A novel fluorescent probe consisting of cobalt(II)/hydrogen peroxide–Amplex® UltraRed (Co2+/H2O2–AUR) for determining uric acid (UA) concentration is reported. In the presence of H2O2, Co2+ ions underwent oxidation to produce Co3+ ions and hydroxyl radicals, which then reacted with the fluorescence reagent, AUR, forming a fluorescence product at a pH of 9.0. If UA was present, it underwent oxidation to form urea, parabanic acid, and allantoin. This inhibited the Co2+ ions-catalyzed oxidation of AUR and resulted in a substantial decreasing in fluorescence intensity that was dependent on UA concentration.
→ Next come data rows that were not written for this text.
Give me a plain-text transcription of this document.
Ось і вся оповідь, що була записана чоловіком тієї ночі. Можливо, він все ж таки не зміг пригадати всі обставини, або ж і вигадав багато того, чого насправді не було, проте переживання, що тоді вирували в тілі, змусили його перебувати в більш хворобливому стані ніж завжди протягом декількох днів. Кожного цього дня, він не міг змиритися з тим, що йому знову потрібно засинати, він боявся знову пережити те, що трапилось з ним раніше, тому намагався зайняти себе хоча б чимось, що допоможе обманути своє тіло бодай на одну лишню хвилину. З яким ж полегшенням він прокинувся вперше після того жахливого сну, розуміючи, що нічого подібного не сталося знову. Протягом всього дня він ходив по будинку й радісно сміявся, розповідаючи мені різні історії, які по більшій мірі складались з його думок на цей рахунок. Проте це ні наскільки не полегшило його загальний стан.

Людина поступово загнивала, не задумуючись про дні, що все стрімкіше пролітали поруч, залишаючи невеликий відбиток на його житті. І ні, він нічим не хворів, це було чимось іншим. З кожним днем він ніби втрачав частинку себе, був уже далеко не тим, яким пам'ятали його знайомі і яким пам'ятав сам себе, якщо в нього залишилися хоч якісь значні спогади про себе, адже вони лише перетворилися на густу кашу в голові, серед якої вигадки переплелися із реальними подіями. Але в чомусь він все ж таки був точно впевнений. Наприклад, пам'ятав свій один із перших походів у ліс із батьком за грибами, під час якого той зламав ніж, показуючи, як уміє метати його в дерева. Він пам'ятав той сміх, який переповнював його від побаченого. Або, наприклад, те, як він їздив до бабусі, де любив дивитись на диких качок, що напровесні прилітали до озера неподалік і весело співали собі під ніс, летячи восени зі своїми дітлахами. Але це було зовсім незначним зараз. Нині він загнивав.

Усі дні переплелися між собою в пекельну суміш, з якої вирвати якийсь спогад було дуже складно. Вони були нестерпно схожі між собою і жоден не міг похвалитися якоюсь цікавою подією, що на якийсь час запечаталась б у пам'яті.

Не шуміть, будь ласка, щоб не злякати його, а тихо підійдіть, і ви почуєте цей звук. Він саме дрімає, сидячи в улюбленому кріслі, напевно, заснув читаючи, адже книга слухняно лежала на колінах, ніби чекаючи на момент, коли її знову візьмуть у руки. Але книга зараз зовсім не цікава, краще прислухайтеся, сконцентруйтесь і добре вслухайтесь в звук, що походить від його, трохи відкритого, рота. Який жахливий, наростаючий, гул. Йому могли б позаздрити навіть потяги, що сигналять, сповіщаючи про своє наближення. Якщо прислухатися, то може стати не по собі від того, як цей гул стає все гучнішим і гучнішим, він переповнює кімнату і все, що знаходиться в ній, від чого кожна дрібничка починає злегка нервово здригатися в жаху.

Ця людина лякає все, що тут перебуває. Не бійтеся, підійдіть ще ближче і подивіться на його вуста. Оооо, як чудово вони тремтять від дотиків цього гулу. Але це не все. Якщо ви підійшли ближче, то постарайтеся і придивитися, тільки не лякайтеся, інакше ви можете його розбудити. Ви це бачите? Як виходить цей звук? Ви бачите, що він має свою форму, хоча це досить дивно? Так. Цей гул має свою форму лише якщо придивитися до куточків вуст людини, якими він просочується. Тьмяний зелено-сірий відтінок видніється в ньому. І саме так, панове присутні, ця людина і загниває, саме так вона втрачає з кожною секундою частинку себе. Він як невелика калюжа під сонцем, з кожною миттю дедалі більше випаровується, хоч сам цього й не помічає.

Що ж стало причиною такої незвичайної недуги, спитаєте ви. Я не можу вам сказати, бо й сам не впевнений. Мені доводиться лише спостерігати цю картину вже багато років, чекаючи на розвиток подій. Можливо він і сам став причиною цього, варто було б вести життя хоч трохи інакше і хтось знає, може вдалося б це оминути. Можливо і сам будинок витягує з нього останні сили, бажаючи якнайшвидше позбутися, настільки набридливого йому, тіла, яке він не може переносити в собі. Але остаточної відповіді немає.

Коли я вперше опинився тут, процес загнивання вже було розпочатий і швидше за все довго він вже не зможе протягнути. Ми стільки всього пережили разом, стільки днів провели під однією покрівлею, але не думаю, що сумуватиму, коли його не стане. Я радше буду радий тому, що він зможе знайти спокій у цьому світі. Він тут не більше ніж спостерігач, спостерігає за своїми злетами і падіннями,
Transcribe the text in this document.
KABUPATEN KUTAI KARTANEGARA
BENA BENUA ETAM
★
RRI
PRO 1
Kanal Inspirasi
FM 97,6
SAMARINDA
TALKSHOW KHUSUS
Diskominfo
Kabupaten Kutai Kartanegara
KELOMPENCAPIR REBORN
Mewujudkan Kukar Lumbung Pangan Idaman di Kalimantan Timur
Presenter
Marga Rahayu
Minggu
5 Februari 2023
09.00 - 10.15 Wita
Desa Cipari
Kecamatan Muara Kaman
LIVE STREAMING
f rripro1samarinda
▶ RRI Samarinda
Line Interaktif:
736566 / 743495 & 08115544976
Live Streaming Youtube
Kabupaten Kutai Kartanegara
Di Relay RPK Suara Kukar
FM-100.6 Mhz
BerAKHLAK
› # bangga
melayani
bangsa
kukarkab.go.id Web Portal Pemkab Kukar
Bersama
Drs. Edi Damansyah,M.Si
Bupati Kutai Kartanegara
The buffer systems, pH values, and the concentrations of Co2+ ions, AUR, and H2O2 were crucial parameters in determining the sensitivity and selectivity of the method for sensing UA. Under optimal conditions, the fluorescence intensity decreased linearly with UA concentration in the 0.05–1.0μmolL−1 range (R2=0.94) with a detection limit of 20nmolL−1 at a signal-to-noise ratio of 3. The analytical recoveries in urine and human serum samples were 90%–100.7% and 90%–95% respectively. This method is simpler and more cost effective than are other optical methods for the detection of UA in biological samples.